I’ll be your digital strategist for the evening

Princess Leia hologram from Star Wars 

As you’re about to find out, I’ve been thinking a little too much about the concept of “digital strategy”.

You probably know the scenario. You’re sitting in a meeting and someone says “What should our digital strategy be?” Everyone stares at the floor until, under the weight of expectation, someone with the ‘s word’  in their job title volunteers to do an initial write up for the next meeting.

It’s obviously particularly tough for people that work in digital agencies AND have the word strategy on their business card, or – and there seems to be more of them by the day – people with the job title “digital strategist”. This is a brilliant job title for all the important reasons – firstly it sounds fabulously up-to-date and secondly it confers on the owner a kind of Hawkins-esque intellectual fierceness. I’m just not sure it actually makes any sense.

And I’m not just coming at this from standard contrarian position that strategy is strategy, digital or not. Because actually, that’s not what people mean when they say it. Often people with fairly well defined commercial and brand strategies still fancy a third piece, their digital strategy.

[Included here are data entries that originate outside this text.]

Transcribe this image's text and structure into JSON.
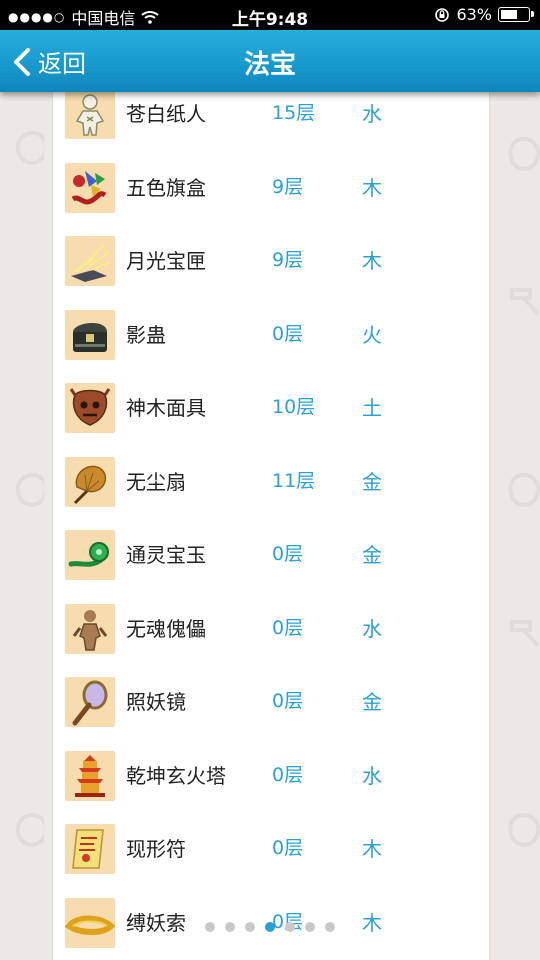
{
  "status_bar": {
    "carrier": "中国电信",
    "time": "上午9:48",
    "battery": "63%",
    "battery_level": 0.63
  },
  "nav": {
    "back_label": "返回",
    "title": "法宝"
  },
  "items": [
    {
      "name": "苍白纸人",
      "level": "15层",
      "element": "水",
      "icon": "paper-doll-icon"
    },
    {
      "name": "五色旗盒",
      "level": "9层",
      "element": "木",
      "icon": "flag-box-icon"
    },
    {
      "name": "月光宝匣",
      "level": "9层",
      "element": "木",
      "icon": "moonlight-box-icon"
    },
    {
      "name": "影蛊",
      "level": "0层",
      "element": "火",
      "icon": "shadow-chest-icon"
    },
    {
      "name": "神木面具",
      "level": "10层",
      "element": "土",
      "icon": "wood-mask-icon"
    },
    {
      "name": "无尘扇",
      "level": "11层",
      "element": "金",
      "icon": "fan-icon"
    },
    {
      "name": "通灵宝玉",
      "level": "0层",
      "element": "金",
      "icon": "jade-icon"
    },
    {
      "name": "无魂傀儡",
      "level": "0层",
      "element": "水",
      "icon": "puppet-icon"
    },
    {
      "name": "照妖镜",
      "level": "0层",
      "element": "金",
      "icon": "mirror-icon"
    },
    {
      "name": "乾坤玄火塔",
      "level": "0层",
      "element": "水",
      "icon": "fire-pagoda-icon"
    },
    {
      "name": "现形符",
      "level": "0层",
      "element": "木",
      "icon": "talisman-scroll-icon"
    },
    {
      "name": "缚妖索",
      "level": "0层",
      "element": "木",
      "icon": "rope-icon"
    }
  ],
  "pager": {
    "count": 7,
    "active_index": 3
  }
}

I think it’s about language. And I think we’ve been fooled by the apparent syntactical ease of the phrase into buying it. After all, we never had analogue strategy.

Clearly the phrase “strategy” is massively over-used anyway to mean everything from a tactic to a method. Properly speaking, a strategy is a long-term plan to achieve a particular goal (that’s stolen from Wikipedia, so it must be half right). Alternatively you could say that it is “How you’ll get to where you want to be”, that’s stolen from a quite brilliant piece from Northern Planner which talks in interesting terms about communications strategy.

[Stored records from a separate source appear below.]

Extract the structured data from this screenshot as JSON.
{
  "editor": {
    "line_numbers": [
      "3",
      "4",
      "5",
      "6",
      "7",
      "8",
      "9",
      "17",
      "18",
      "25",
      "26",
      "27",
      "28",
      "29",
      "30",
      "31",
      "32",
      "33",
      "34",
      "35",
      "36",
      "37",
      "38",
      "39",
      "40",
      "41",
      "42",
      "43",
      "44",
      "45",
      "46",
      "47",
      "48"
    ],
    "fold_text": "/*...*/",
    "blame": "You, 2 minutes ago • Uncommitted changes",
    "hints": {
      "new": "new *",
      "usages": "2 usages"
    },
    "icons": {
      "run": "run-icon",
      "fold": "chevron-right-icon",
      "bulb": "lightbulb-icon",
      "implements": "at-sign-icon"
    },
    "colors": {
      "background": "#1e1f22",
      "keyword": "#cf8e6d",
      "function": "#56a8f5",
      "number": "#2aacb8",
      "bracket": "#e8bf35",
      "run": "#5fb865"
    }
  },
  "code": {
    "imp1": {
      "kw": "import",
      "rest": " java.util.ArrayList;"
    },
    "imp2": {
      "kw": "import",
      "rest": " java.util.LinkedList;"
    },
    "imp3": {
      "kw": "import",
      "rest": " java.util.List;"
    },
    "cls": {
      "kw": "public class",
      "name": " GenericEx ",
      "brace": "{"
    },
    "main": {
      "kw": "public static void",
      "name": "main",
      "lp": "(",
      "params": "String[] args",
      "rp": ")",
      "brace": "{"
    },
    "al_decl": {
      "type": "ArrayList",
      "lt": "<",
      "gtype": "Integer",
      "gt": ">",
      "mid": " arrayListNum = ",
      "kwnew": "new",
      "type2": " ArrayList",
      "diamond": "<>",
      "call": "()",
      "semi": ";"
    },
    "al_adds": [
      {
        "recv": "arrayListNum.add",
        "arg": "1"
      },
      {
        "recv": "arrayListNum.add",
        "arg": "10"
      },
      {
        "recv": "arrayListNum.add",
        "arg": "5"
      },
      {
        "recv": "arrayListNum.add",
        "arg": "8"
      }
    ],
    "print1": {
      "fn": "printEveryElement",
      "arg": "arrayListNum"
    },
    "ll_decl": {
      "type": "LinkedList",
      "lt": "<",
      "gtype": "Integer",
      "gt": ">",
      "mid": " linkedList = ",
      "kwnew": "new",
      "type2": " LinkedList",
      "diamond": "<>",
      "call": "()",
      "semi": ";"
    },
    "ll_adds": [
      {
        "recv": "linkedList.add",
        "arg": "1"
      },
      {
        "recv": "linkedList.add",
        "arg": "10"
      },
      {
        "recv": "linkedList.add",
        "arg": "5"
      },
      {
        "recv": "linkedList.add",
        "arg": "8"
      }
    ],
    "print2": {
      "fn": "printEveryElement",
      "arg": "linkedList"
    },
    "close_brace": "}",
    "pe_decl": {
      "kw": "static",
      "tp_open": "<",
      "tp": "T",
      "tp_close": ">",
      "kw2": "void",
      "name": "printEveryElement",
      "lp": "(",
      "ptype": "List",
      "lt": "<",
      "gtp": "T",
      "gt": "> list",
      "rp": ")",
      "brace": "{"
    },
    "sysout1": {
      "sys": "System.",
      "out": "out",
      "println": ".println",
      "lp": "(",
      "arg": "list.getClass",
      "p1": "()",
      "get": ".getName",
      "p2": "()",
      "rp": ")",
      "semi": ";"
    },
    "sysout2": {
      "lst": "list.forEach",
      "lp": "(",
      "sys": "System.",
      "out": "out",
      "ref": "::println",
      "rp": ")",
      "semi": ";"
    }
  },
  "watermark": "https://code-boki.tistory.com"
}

So for example a brand strategy is a strategy about what a corporation could do with its brand to become most relevant to customers, or to move itself into a different niche, or to redefine the niche it’s in. In fact the strategy will go further and will figure out which of those is the right thing to do. There’s lots of examples of that being done well. Brand strategy is often done by independent brand consultants work for brand owners.

What other words do we use to qualify strategy? How about range? For a retailer, range strategy is a method to look at what they stock and how they merchandise it to shift sales or customer perceptions and habits. A stratgey about range, done by a range strategist for people with ranges.

I could have an export strategy. That would be a strategy about my exports.

So if I have X, I can ask an X-strategist to develop me an X-strategy. So pick a word at random, which is a facet of what you do… returns for example. Can I hire a returns strategist to come up with a returns strategy (a plan to reduce returns most probably). Well I’ve never met one, but otherwise this seems to be fairly reasonable.

What other sort of strategies can I have. Well we’ve all heard about “aggressive strategies”, “collaborative strategies”, “defensive strategies”. Does that mean I can change career direction and become a “defensive strategist”. Well no*. Because there is a missing word in the phrase “defensive strategist”. What is the word? I have no idea. There’s a variety of possible answers. I can have a defensive brand strategy, defensive range strategy and even a defensive employment strategy.

And no more than I can employ a ‘defensive strategist’,  should I be able to  employ a ‘digital strategist’. I can have a digital brand strategist or a digital supply-chain strategist or a digital payroll strategist probably. The techniques to do those things will have elements in common, but they won’t be the same role. Anyone in one of those roles needs to understand digital technologies and digital trends, and quite possibly how compound nouns work.

* Although of course, all strategists are a bit defensive. Especially if you start messing with their planning key.